Salaheddine Mezouar , Le ministre marocain des Affaires étrangères
Al-Ahram Hebdo : Quel objectif faudrait-il atteindre pour dire que l’opération Tempête décisive a accompli sa mission ?
Salaheddine Mezouar : Je préfère d’abord expliquer le pourquoi de l’opération. Il y a une partie qui a voulu imposer le fait accompli et contourner le dialogue qui était le chemin vers lequel avançait le Yémen sous la houlette de l’Onu. Il y a eu un contournement de la légitimité. Une partie a voulu prendre le pouvoir par la force. Maintenant, il y a une intervention pour rétablir la légitimité et revenir à la table des négociations en vue d’un consensus politique. Tel est l’objectif des frappes menées par la coalition.
— Ce retour à la légitimité, selon vous, comment devrait-il se manifester sur le terrain ?
— Par le retour du président Hadi et de son gouvernement et l’exercice de leur fonction et de leurs responsabilités politiques. Et ceci devrait permettre de redéclencher la dynamique politique.
— L’Egypte a proposé à la Ligue arabe la création d’une force arabe commune, cette intervention au Yémen est-elle un prélude à cette force ?
— La dernière réunion des ministres des Affaires étrangères a approuvé le principe d’une force commune. C’est une force dissuasive avant qu’elle ne soit une force d’intervention. Le principe a été admis et il faut maintenant définir le cadre, l’objectif et les moyens avec lesquels cette force sera constituée. Le travail qui va être fait dans les 3 mois suivant le sommet devrait fixer un contenu et un corps à cette proposition.
— N’aurait-il pas fallu approuver cette force avant d’intervenir au Yémen ?

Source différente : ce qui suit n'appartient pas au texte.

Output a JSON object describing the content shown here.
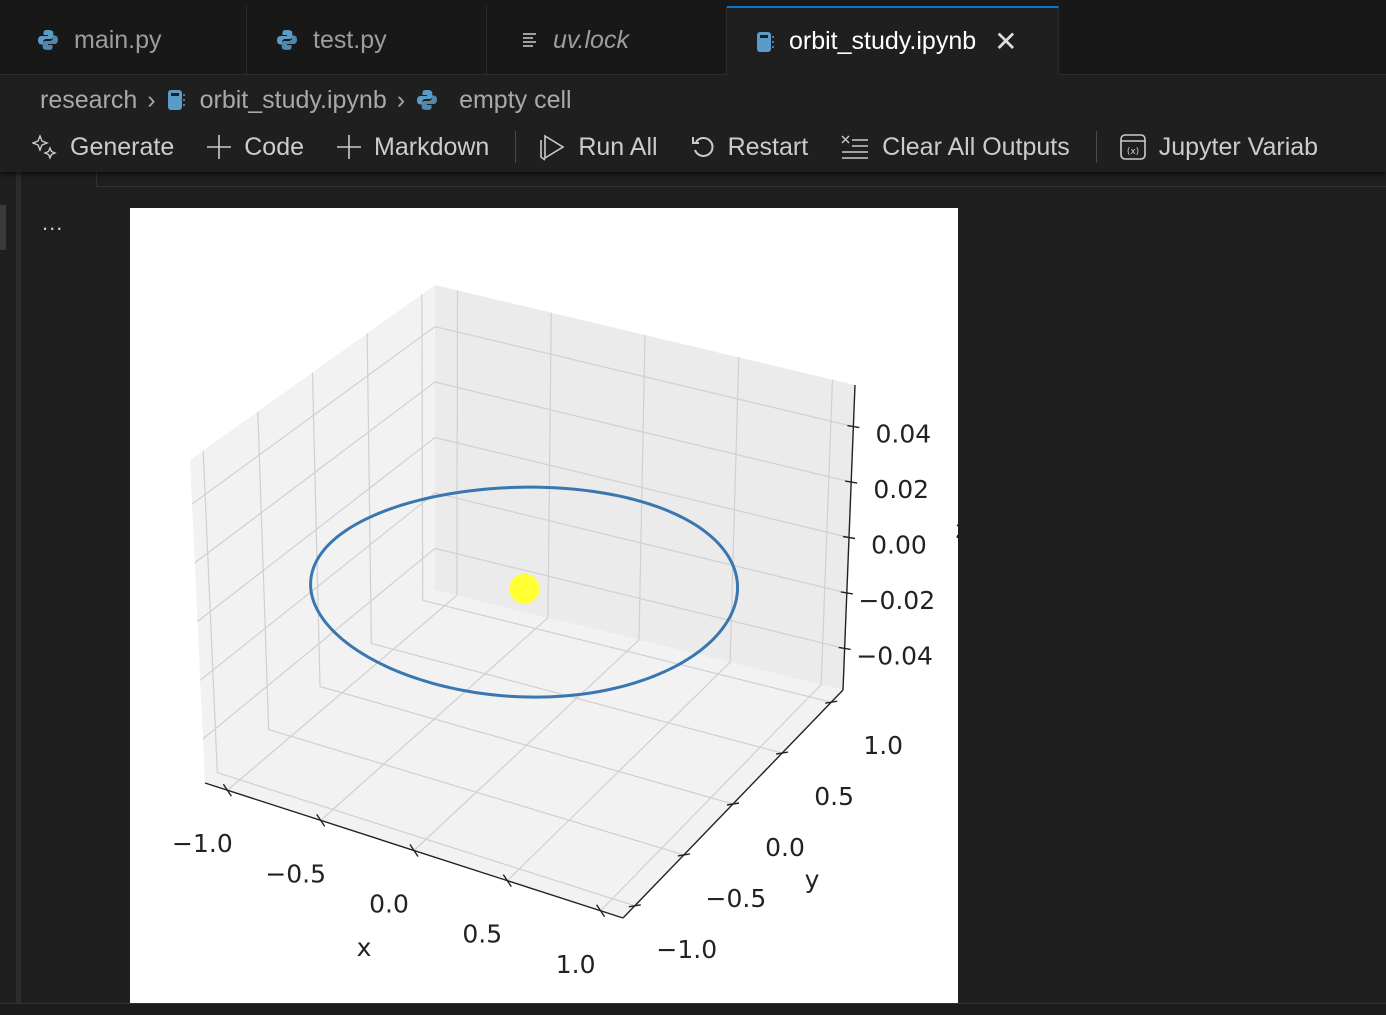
{
  "tabs": [
    {
      "label": "main.py",
      "icon": "python-icon",
      "italic": false,
      "active": false
    },
    {
      "label": "test.py",
      "icon": "python-icon",
      "italic": false,
      "active": false
    },
    {
      "label": "uv.lock",
      "icon": "lines-icon",
      "italic": true,
      "active": false
    },
    {
      "label": "orbit_study.ipynb",
      "icon": "notebook-icon",
      "italic": false,
      "active": true
    }
  ],
  "breadcrumb": {
    "items": [
      "research",
      "orbit_study.ipynb",
      "empty cell"
    ]
  },
  "toolbar": {
    "generate": "Generate",
    "code": "Code",
    "markdown": "Markdown",
    "run_all": "Run All",
    "restart": "Restart",
    "clear": "Clear All Outputs",
    "variables": "Jupyter Variab"
  },
  "output": {
    "more_label": "..."
  },
  "colors": {
    "accent": "#0078d4",
    "python": "#5b9bc7",
    "orbit": "#3a76b0",
    "sun": "#ffff33"
  },
  "chart_data": {
    "type": "line3d",
    "title": "",
    "xlabel": "x",
    "ylabel": "y",
    "zlabel": "z",
    "xlim": [
      -1.12,
      1.12
    ],
    "ylim": [
      -1.12,
      1.12
    ],
    "zlim": [
      -0.055,
      0.055
    ],
    "xticks": [
      "−1.0",
      "−0.5",
      "0.0",
      "0.5",
      "1.0"
    ],
    "yticks": [
      "−1.0",
      "−0.5",
      "0.0",
      "0.5",
      "1.0"
    ],
    "zticks": [
      "−0.04",
      "−0.02",
      "0.00",
      "0.02",
      "0.04"
    ],
    "xtick_values": [
      -1,
      -0.5,
      0,
      0.5,
      1
    ],
    "ytick_values": [
      -1,
      -0.5,
      0,
      0.5,
      1
    ],
    "ztick_values": [
      -0.04,
      -0.02,
      0,
      0.02,
      0.04
    ],
    "grid": true,
    "series": [
      {
        "kind": "orbit",
        "description_shape": "circle",
        "radius": 1.0,
        "z": 0,
        "color": "#3a76b0"
      },
      {
        "kind": "point",
        "x": 0,
        "y": 0,
        "z": 0,
        "color": "#ffff33"
      }
    ]
  }
}
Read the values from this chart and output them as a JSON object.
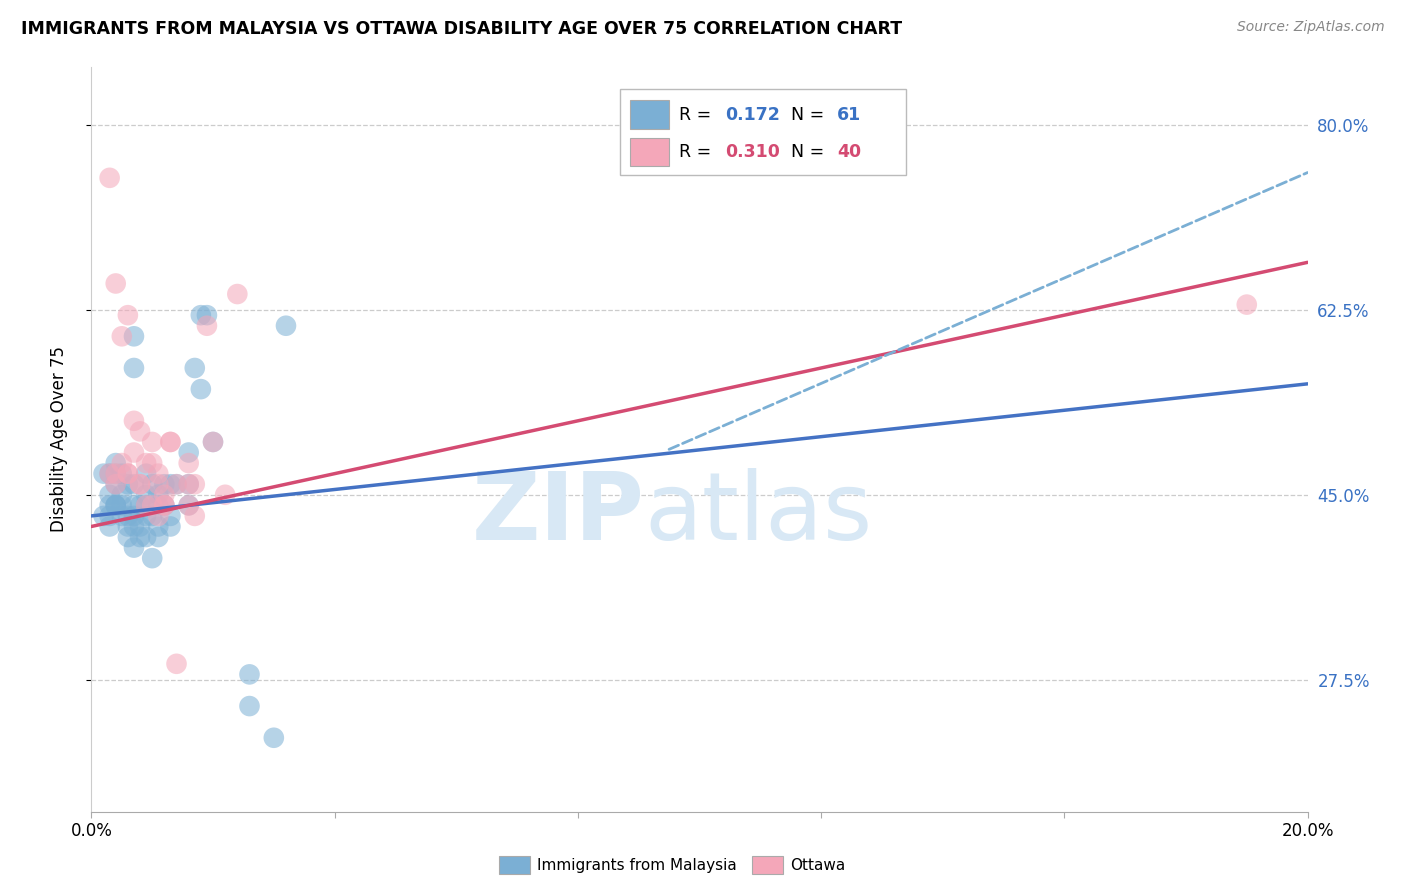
{
  "title": "IMMIGRANTS FROM MALAYSIA VS OTTAWA DISABILITY AGE OVER 75 CORRELATION CHART",
  "source": "Source: ZipAtlas.com",
  "ylabel": "Disability Age Over 75",
  "xlim": [
    0.0,
    0.2
  ],
  "ylim": [
    0.15,
    0.855
  ],
  "ytick_positions": [
    0.275,
    0.45,
    0.625,
    0.8
  ],
  "ytick_labels": [
    "27.5%",
    "45.0%",
    "62.5%",
    "80.0%"
  ],
  "blue_color": "#7BAFD4",
  "pink_color": "#F4A7B9",
  "blue_line_color": "#4472C4",
  "pink_line_color": "#D44B72",
  "dashed_line_color": "#7BAFD4",
  "watermark_color": "#D8E8F5",
  "background_color": "#FFFFFF",
  "grid_color": "#CCCCCC",
  "blue_scatter_x": [
    0.002,
    0.003,
    0.003,
    0.003,
    0.003,
    0.004,
    0.004,
    0.004,
    0.004,
    0.004,
    0.004,
    0.005,
    0.005,
    0.005,
    0.005,
    0.006,
    0.006,
    0.006,
    0.006,
    0.007,
    0.007,
    0.007,
    0.007,
    0.007,
    0.007,
    0.007,
    0.008,
    0.008,
    0.008,
    0.009,
    0.009,
    0.009,
    0.009,
    0.009,
    0.01,
    0.01,
    0.01,
    0.011,
    0.011,
    0.011,
    0.011,
    0.012,
    0.012,
    0.013,
    0.013,
    0.013,
    0.014,
    0.016,
    0.016,
    0.016,
    0.017,
    0.018,
    0.019,
    0.02,
    0.026,
    0.026,
    0.03,
    0.032,
    0.002,
    0.003,
    0.018
  ],
  "blue_scatter_y": [
    0.47,
    0.43,
    0.44,
    0.45,
    0.47,
    0.44,
    0.44,
    0.44,
    0.46,
    0.47,
    0.48,
    0.43,
    0.44,
    0.45,
    0.47,
    0.41,
    0.42,
    0.43,
    0.46,
    0.4,
    0.42,
    0.43,
    0.44,
    0.46,
    0.57,
    0.6,
    0.41,
    0.42,
    0.44,
    0.41,
    0.43,
    0.44,
    0.45,
    0.47,
    0.39,
    0.43,
    0.46,
    0.41,
    0.42,
    0.44,
    0.45,
    0.44,
    0.46,
    0.42,
    0.43,
    0.46,
    0.46,
    0.44,
    0.46,
    0.49,
    0.57,
    0.62,
    0.62,
    0.5,
    0.28,
    0.25,
    0.22,
    0.61,
    0.43,
    0.42,
    0.55
  ],
  "pink_scatter_x": [
    0.003,
    0.004,
    0.004,
    0.005,
    0.005,
    0.006,
    0.006,
    0.007,
    0.007,
    0.008,
    0.008,
    0.009,
    0.01,
    0.01,
    0.011,
    0.011,
    0.012,
    0.012,
    0.013,
    0.014,
    0.016,
    0.016,
    0.017,
    0.017,
    0.019,
    0.02,
    0.022,
    0.024,
    0.003,
    0.004,
    0.006,
    0.008,
    0.009,
    0.01,
    0.011,
    0.012,
    0.013,
    0.014,
    0.016,
    0.19
  ],
  "pink_scatter_y": [
    0.75,
    0.46,
    0.65,
    0.48,
    0.6,
    0.47,
    0.62,
    0.49,
    0.52,
    0.51,
    0.46,
    0.44,
    0.48,
    0.44,
    0.43,
    0.46,
    0.44,
    0.45,
    0.5,
    0.29,
    0.48,
    0.46,
    0.43,
    0.46,
    0.61,
    0.5,
    0.45,
    0.64,
    0.47,
    0.47,
    0.47,
    0.46,
    0.48,
    0.5,
    0.47,
    0.44,
    0.5,
    0.46,
    0.44,
    0.63
  ],
  "blue_line_x0": 0.0,
  "blue_line_y0": 0.43,
  "blue_line_x1": 0.2,
  "blue_line_y1": 0.555,
  "pink_line_x0": 0.0,
  "pink_line_y0": 0.42,
  "pink_line_x1": 0.2,
  "pink_line_y1": 0.67,
  "dashed_line_x0": 0.095,
  "dashed_line_y0": 0.493,
  "dashed_line_x1": 0.2,
  "dashed_line_y1": 0.755
}
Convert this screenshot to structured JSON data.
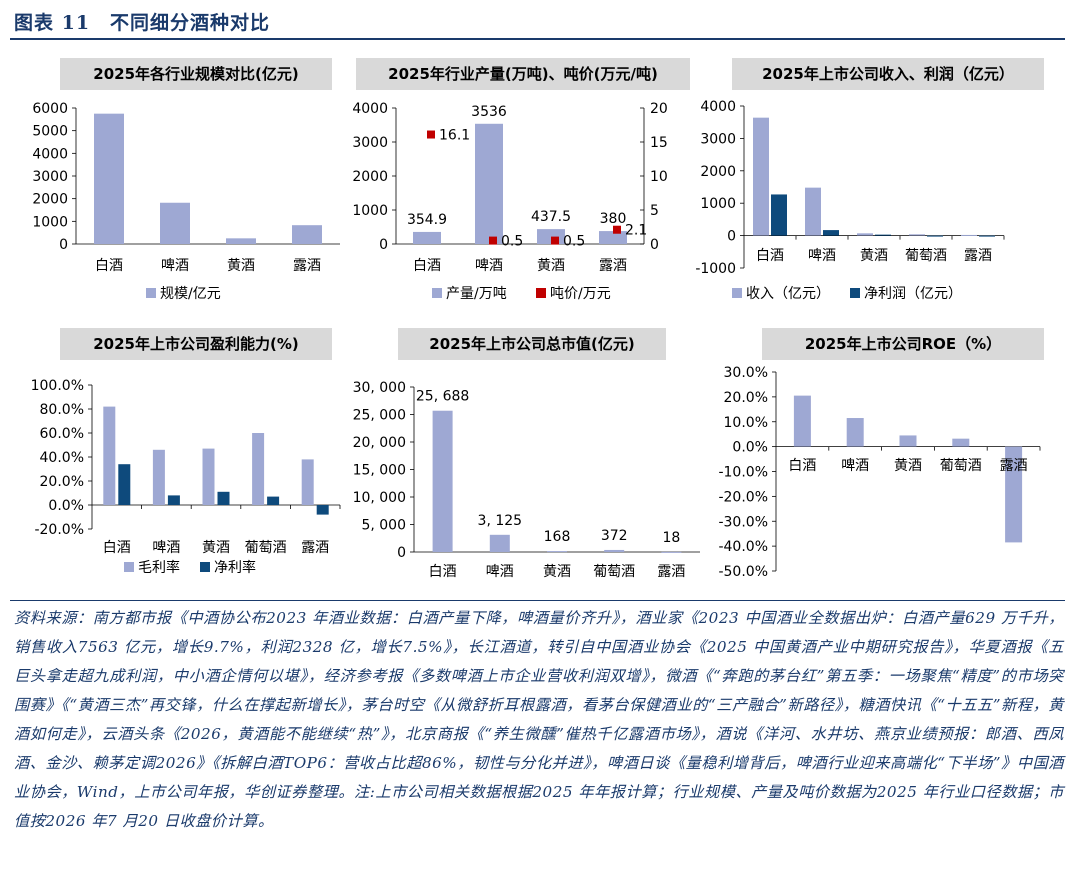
{
  "figure_title": "图表 11　不同细分酒种对比",
  "colors": {
    "bar_light": "#9ea8d3",
    "bar_dark": "#0e4a7c",
    "marker_red": "#c00000",
    "title_blue": "#1a3a6b",
    "panel_title_bg": "#d9d9d9"
  },
  "chart_data": [
    {
      "id": "c1",
      "type": "bar",
      "title": "2025年各行业规模对比(亿元)",
      "categories": [
        "白酒",
        "啤酒",
        "黄酒",
        "露酒"
      ],
      "series": [
        {
          "name": "规模/亿元",
          "values": [
            5750,
            1820,
            250,
            830
          ]
        }
      ],
      "ylim": [
        0,
        6000
      ],
      "yticks": [
        "0",
        "1000",
        "2000",
        "3000",
        "4000",
        "5000",
        "6000"
      ],
      "legend_position": "bottom"
    },
    {
      "id": "c2",
      "type": "bar",
      "title": "2025年行业产量(万吨)、吨价(万元/吨)",
      "categories": [
        "白酒",
        "啤酒",
        "黄酒",
        "露酒"
      ],
      "series": [
        {
          "name": "产量/万吨",
          "values": [
            354.9,
            3536,
            437.5,
            380
          ],
          "labels": [
            "354.9",
            "3536",
            "437.5",
            "380"
          ],
          "axis": "left",
          "style": "bar"
        },
        {
          "name": "吨价/万元",
          "values": [
            16.1,
            0.5,
            0.5,
            2.1
          ],
          "labels": [
            "16.1",
            "0.5",
            "0.5",
            "2.1"
          ],
          "axis": "right",
          "style": "marker"
        }
      ],
      "ylim": [
        0,
        4000
      ],
      "yticks": [
        "0",
        "1000",
        "2000",
        "3000",
        "4000"
      ],
      "y2lim": [
        0,
        20
      ],
      "y2ticks": [
        "0",
        "5",
        "10",
        "15",
        "20"
      ],
      "legend_position": "bottom"
    },
    {
      "id": "c3",
      "type": "bar",
      "title": "2025年上市公司收入、利润（亿元）",
      "categories": [
        "白酒",
        "啤酒",
        "黄酒",
        "葡萄酒",
        "露酒"
      ],
      "series": [
        {
          "name": "收入（亿元）",
          "values": [
            3640,
            1480,
            70,
            40,
            20
          ]
        },
        {
          "name": "净利润（亿元）",
          "values": [
            1270,
            170,
            30,
            -15,
            -30
          ]
        }
      ],
      "ylim": [
        -1000,
        4000
      ],
      "yticks": [
        "-1000",
        "0",
        "1000",
        "2000",
        "3000",
        "4000"
      ],
      "legend_position": "bottom"
    },
    {
      "id": "c4",
      "type": "bar",
      "title": "2025年上市公司盈利能力(%)",
      "categories": [
        "白酒",
        "啤酒",
        "黄酒",
        "葡萄酒",
        "露酒"
      ],
      "series": [
        {
          "name": "毛利率",
          "values": [
            82,
            46,
            47,
            60,
            38
          ]
        },
        {
          "name": "净利率",
          "values": [
            34,
            8,
            11,
            7,
            -8
          ]
        }
      ],
      "ylim": [
        -20,
        100
      ],
      "yticks": [
        "-20.0%",
        "0.0%",
        "20.0%",
        "40.0%",
        "60.0%",
        "80.0%",
        "100.0%"
      ],
      "legend_position": "bottom"
    },
    {
      "id": "c5",
      "type": "bar",
      "title": "2025年上市公司总市值(亿元)",
      "categories": [
        "白酒",
        "啤酒",
        "黄酒",
        "葡萄酒",
        "露酒"
      ],
      "series": [
        {
          "name": "",
          "values": [
            25688,
            3125,
            168,
            372,
            18
          ],
          "labels": [
            "25, 688",
            "3, 125",
            "168",
            "372",
            "18"
          ]
        }
      ],
      "ylim": [
        0,
        30000
      ],
      "yticks": [
        "0",
        "5, 000",
        "10, 000",
        "15, 000",
        "20, 000",
        "25, 000",
        "30, 000"
      ]
    },
    {
      "id": "c6",
      "type": "bar",
      "title": "2025年上市公司ROE（%）",
      "categories": [
        "白酒",
        "啤酒",
        "黄酒",
        "葡萄酒",
        "露酒"
      ],
      "series": [
        {
          "name": "",
          "values": [
            20.5,
            11.5,
            4.5,
            3.2,
            -38.5
          ]
        }
      ],
      "ylim": [
        -50,
        30
      ],
      "yticks": [
        "-50.0%",
        "-40.0%",
        "-30.0%",
        "-20.0%",
        "-10.0%",
        "0.0%",
        "10.0%",
        "20.0%",
        "30.0%"
      ]
    }
  ],
  "source_note": "资料来源：南方都市报《中酒协公布2023 年酒业数据：白酒产量下降，啤酒量价齐升》，酒业家《2023 中国酒业全数据出炉：白酒产量629 万千升，销售收入7563 亿元，增长9.7%，利润2328 亿，增长7.5%》，长江酒道，转引自中国酒业协会《2025 中国黄酒产业中期研究报告》，华夏酒报《五巨头拿走超九成利润，中小酒企情何以堪》，经济参考报《多数啤酒上市企业营收利润双增》，微酒《“奔跑的茅台红”第五季：一场聚焦“精度”的市场突围赛》《“黄酒三杰”再交锋，什么在撑起新增长》，茅台时空《从微舒折耳根露酒，看茅台保健酒业的“三产融合”新路径》，糖酒快讯《“十五五”新程，黄酒如何走》，云酒头条《2026，黄酒能不能继续“热”》，北京商报《“养生微醺”催热千亿露酒市场》，酒说《洋河、水井坊、燕京业绩预报：郎酒、西凤酒、金沙、赖茅定调2026》《拆解白酒TOP6：营收占比超86%，韧性与分化并进》，啤酒日谈《量稳利增背后，啤酒行业迎来高端化“下半场”》中国酒业协会，Wind，上市公司年报，华创证券整理。注:上市公司相关数据根据2025 年年报计算；行业规模、产量及吨价数据为2025 年行业口径数据；市值按2026 年7 月20 日收盘价计算。"
}
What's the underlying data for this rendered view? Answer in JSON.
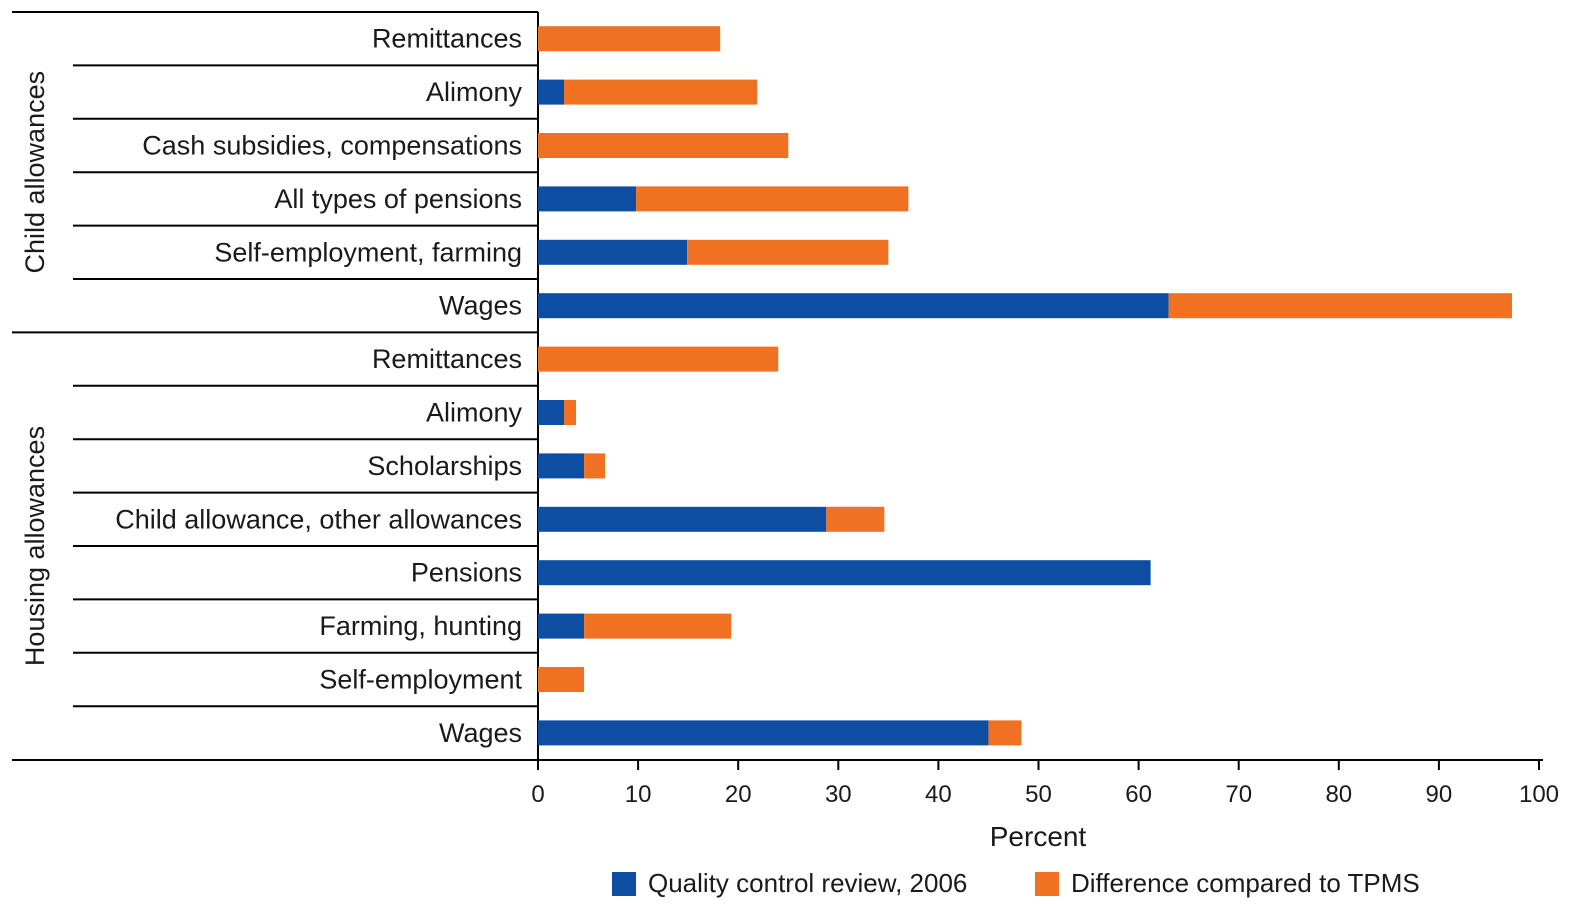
{
  "chart_data": {
    "type": "bar",
    "orientation": "horizontal",
    "stacked": true,
    "xlabel": "Percent",
    "xlim": [
      0,
      100
    ],
    "ticks": [
      0,
      10,
      20,
      30,
      40,
      50,
      60,
      70,
      80,
      90,
      100
    ],
    "legend_placement": "bottom",
    "colors": {
      "quality": "#0d4ea2",
      "difference": "#f07121"
    },
    "series": [
      {
        "name": "Quality control review, 2006",
        "key": "quality"
      },
      {
        "name": "Difference compared to TPMS",
        "key": "difference"
      }
    ],
    "groups": [
      {
        "label": "Child allowances",
        "rows": [
          {
            "label": "Remittances",
            "quality": 0,
            "difference": 18.2
          },
          {
            "label": "Alimony",
            "quality": 2.6,
            "difference": 19.3
          },
          {
            "label": "Cash subsidies, compensations",
            "quality": 0,
            "difference": 25
          },
          {
            "label": "All types of pensions",
            "quality": 9.8,
            "difference": 27.2
          },
          {
            "label": "Self-employment, farming",
            "quality": 14.9,
            "difference": 20.1
          },
          {
            "label": "Wages",
            "quality": 63,
            "difference": 34.3
          }
        ]
      },
      {
        "label": "Housing allowances",
        "rows": [
          {
            "label": "Remittances",
            "quality": 0,
            "difference": 24
          },
          {
            "label": "Alimony",
            "quality": 2.6,
            "difference": 1.2
          },
          {
            "label": "Scholarships",
            "quality": 4.6,
            "difference": 2.1
          },
          {
            "label": "Child allowance, other allowances",
            "quality": 28.8,
            "difference": 5.8
          },
          {
            "label": "Pensions",
            "quality": 61.2,
            "difference": 0
          },
          {
            "label": "Farming, hunting",
            "quality": 4.6,
            "difference": 14.7
          },
          {
            "label": "Self-employment",
            "quality": 0,
            "difference": 4.6
          },
          {
            "label": "Wages",
            "quality": 45,
            "difference": 3.3
          }
        ]
      }
    ]
  }
}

— Le succès de l’opération doit déterminer la suite. Et sur le plan psychologique, elle était importante. Mais ce sont deux situations différentes. Le Yémen est un pays où l’on a voulu réimposer la légitimité face à une menace aussi de la région, donc la force a été constituée. Maintenant, est-ce qu’elle va constituer la base de la force arabe ? Je ne crois pas. Cette force a une mission, mais celle qui sera formée est une force qui devrait rester et doit être constituer dans la perspective des risques potentiels.
— Cette expérience est-elle vouée à se répéter en Libye ? Le Maroc est-il prêt à partir en coalition militaire dans ce pays ?
— Nous souhaitons que cela ne se reproduise pas. Il y a un dialogue libyen qui se passe au Maroc, les différents protagonistes ont progressé dans ce dialogue et sont d’accord à 80 ou à 90 %. Les Libyens seront encouragés par une imminente solution. A ce moment-là, il appartiendra au gouvernement de coalition tel qu’il sera mis en place avec ses institutions, de décider s’il a besoin ou non d’une force d’intervention extérieure.
— Mais le président Sissi, dans son discours au sommet, a affirmé qu’il n’est pas pensable d’attendre un consensus pour résoudre le problème, d’autant plus qu’il existe un gouvernement élu ...— Nous sommes en discussion avec nos amis égyptiens sur la question et sommes tous convaincus qu’il faudrait encourager le dialogue politique. Je crois que c’était un message du président à ceux qui veulent déstabiliser le processus politique affirmant que si vous le faites, il y aura des décisions qui peuvent être prises.
— Le Maroc préside le comité Al-Qods. Comment réagissez-vous aux critiques affirmant que le conflit arabo-israélien a reculé au profit d’un nouveau conflit dit arabo-iranien ?
— Je pense que la question palestinienne restera prioritaire pour la Ligue arabe, et ce n’est pas parce que l’on parle d’un sujet d’actualité que cette question a été oubliée. Car il n’y a pas que le sommet, il y a tout ce qui se passe au quotidien, la coordination, les pressions ... Tout ce qui se fait et ne se voit pas. Nous assumons notre responsabilité dans ce dossier.